Preventing Broken Bones
It's impossible to prevent the unforeseen events that often cause broken bones, but these tips might offer some protection.
- Protect yourself from athletic injuries. Wear protective equipment when playing contact sports. Wear wrist guards for high-risk activities, such as in-line skating, snowboarding, rugby and football.
- Don't smoke. Smoking can increase your risk of broken bones by reducing bone mass.
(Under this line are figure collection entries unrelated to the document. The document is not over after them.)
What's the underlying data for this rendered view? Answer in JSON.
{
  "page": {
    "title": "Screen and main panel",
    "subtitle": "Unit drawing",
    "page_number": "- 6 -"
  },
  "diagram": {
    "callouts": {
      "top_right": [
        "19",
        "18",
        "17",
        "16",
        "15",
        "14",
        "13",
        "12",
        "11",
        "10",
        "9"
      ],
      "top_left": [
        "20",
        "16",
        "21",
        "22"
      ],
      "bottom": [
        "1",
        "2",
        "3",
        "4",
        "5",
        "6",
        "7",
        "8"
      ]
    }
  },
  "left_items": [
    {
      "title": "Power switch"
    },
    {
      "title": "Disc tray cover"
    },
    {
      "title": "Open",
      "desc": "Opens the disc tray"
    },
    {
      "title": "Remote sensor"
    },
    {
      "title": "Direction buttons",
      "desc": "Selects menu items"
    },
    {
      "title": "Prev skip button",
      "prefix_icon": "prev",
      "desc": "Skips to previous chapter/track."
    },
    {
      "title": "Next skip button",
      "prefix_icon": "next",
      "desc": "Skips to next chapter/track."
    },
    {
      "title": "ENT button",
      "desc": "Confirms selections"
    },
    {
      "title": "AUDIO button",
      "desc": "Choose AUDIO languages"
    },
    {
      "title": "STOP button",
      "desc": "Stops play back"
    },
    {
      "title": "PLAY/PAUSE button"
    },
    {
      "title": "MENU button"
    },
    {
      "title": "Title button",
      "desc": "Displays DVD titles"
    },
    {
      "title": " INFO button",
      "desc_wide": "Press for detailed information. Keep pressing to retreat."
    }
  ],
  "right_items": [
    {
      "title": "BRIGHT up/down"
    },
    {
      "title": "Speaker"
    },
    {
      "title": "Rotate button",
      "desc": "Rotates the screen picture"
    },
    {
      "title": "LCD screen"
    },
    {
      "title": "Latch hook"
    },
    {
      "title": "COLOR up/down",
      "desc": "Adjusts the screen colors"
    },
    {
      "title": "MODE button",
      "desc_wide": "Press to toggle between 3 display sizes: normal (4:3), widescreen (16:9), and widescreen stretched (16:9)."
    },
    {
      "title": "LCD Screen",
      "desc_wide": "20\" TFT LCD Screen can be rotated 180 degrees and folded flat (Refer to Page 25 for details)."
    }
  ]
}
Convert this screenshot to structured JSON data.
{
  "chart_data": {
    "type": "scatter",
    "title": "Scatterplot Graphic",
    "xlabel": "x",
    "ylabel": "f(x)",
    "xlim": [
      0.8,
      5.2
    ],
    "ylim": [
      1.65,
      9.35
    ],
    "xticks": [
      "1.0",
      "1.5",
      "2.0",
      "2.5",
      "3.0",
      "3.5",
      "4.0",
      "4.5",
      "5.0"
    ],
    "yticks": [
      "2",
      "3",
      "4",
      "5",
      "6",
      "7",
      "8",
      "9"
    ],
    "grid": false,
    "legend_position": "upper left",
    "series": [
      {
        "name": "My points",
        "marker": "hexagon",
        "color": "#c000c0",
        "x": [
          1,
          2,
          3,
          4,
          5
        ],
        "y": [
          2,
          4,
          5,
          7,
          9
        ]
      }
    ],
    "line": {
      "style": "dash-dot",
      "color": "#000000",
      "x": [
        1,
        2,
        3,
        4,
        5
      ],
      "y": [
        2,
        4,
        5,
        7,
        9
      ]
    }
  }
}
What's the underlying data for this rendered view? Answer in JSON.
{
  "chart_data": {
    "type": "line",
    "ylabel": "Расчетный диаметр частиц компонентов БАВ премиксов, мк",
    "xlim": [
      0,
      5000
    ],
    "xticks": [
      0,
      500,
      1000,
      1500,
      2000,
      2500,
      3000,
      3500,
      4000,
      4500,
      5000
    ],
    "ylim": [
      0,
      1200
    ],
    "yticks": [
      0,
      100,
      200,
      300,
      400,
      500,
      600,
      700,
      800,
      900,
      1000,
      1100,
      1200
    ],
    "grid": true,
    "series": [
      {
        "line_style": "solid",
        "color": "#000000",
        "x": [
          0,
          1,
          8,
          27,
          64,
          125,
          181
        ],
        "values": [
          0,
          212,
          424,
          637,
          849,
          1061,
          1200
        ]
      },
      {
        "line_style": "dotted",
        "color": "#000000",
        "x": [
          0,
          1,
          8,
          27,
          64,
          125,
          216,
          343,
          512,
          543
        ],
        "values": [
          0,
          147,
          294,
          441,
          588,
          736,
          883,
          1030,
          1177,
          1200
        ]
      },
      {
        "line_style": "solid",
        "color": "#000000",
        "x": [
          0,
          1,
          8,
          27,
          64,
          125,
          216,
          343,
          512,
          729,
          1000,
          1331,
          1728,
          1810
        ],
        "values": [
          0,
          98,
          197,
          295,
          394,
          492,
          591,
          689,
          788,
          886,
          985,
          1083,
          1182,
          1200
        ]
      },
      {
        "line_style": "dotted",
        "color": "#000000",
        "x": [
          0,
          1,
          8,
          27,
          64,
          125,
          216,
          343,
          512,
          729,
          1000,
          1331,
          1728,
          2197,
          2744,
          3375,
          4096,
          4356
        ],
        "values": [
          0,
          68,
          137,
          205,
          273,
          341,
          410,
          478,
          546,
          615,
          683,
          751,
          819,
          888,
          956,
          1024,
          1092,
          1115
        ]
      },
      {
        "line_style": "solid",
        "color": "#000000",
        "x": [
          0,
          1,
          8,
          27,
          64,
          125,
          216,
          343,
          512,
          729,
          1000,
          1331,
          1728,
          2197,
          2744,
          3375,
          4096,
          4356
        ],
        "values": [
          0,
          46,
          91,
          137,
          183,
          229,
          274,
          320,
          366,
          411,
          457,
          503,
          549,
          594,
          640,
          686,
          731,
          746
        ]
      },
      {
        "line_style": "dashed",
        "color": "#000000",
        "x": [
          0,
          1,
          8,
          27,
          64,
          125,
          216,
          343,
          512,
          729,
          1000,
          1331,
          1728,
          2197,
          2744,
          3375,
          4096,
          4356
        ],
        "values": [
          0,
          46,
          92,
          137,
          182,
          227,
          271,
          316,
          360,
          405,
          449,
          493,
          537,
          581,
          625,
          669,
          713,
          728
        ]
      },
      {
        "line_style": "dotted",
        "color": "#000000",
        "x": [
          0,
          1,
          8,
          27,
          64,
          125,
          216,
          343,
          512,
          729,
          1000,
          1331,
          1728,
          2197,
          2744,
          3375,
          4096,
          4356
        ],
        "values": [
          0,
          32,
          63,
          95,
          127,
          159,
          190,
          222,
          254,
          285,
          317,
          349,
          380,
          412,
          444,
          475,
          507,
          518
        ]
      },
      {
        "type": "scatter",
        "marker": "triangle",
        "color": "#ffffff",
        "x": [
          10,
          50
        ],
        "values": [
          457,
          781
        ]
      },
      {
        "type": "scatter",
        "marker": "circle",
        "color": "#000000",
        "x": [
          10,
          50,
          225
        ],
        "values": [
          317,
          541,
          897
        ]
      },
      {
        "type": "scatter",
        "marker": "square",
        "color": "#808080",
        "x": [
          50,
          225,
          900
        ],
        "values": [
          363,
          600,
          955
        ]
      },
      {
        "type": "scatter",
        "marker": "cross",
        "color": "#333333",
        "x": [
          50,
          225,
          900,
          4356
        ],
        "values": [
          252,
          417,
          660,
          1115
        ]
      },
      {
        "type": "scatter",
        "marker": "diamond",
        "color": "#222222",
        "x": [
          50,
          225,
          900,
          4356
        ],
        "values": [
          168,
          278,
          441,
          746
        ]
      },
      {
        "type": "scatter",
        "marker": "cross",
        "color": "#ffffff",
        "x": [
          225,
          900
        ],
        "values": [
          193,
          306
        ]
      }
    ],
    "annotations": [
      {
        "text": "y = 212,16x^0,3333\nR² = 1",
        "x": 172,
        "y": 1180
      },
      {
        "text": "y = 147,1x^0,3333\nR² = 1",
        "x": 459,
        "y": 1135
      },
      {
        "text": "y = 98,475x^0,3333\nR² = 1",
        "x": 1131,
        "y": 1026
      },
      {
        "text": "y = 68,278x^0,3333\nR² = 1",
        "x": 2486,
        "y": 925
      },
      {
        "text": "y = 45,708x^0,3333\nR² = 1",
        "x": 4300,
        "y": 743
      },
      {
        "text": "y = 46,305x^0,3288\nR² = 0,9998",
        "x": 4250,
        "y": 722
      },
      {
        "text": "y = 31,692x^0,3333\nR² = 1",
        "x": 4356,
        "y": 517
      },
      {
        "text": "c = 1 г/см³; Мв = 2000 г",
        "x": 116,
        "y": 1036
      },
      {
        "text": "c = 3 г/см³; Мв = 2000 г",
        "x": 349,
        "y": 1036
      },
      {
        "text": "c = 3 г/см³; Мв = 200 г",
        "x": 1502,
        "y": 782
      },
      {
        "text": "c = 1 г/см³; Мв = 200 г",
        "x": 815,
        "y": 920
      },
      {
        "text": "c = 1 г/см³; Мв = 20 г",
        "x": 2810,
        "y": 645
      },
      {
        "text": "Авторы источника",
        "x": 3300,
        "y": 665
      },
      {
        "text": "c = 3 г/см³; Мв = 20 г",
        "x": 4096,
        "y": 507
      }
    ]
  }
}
It also hampers healing of fractures.
- Reduce the risk of household falls.
- Clean spills promptly.
- Remove things you can trip over in your home, such as clutter and throw rugs.
- Light up your living space.
- Have your vision checked and, if needed, corrected.
- Install grab bars in your bathroom and handrails on your stairways.
- Avoid slippery surfaces, if possible, such as snow- or ice-covered walkways and use a rubber mat in the shower.
- Strengthen your muscles and bones.
- Getting enough calcium and vitamin D in your diet is important for maintaining strong bones. Aim for about 1,200 milligrams of calcium and 600 International Units of vitamin D daily from food and supplements.
- Get plenty of weight-bearing exercise, such as brisk walking. For any new fitness program and individual workout, start slowly.
- Quit smoking if you're a smoker.
- Cross-train. Alternating activities can prevent stress fractures. Rotate running with swimming or biking. If you run on a sloped track indoors, alternate the direction of your running to even stress on your skeleton.
- Wear sensible shoes.
- Choose the appropriate shoe for your favorite sports or activities.
- Replace athletic shoes regularly. Discard sneakers as soon as the tread or heel wears out or if the shoes are wearing unevenly. If you're a runner, replace your sneakers every 300 to 400 miles.
- Wear your seat belt when traveling in a motorized vehicle, and keep children restrained in age-appropriate child safety seats.
- Wear a helmet during bicycle or motorcycle rides.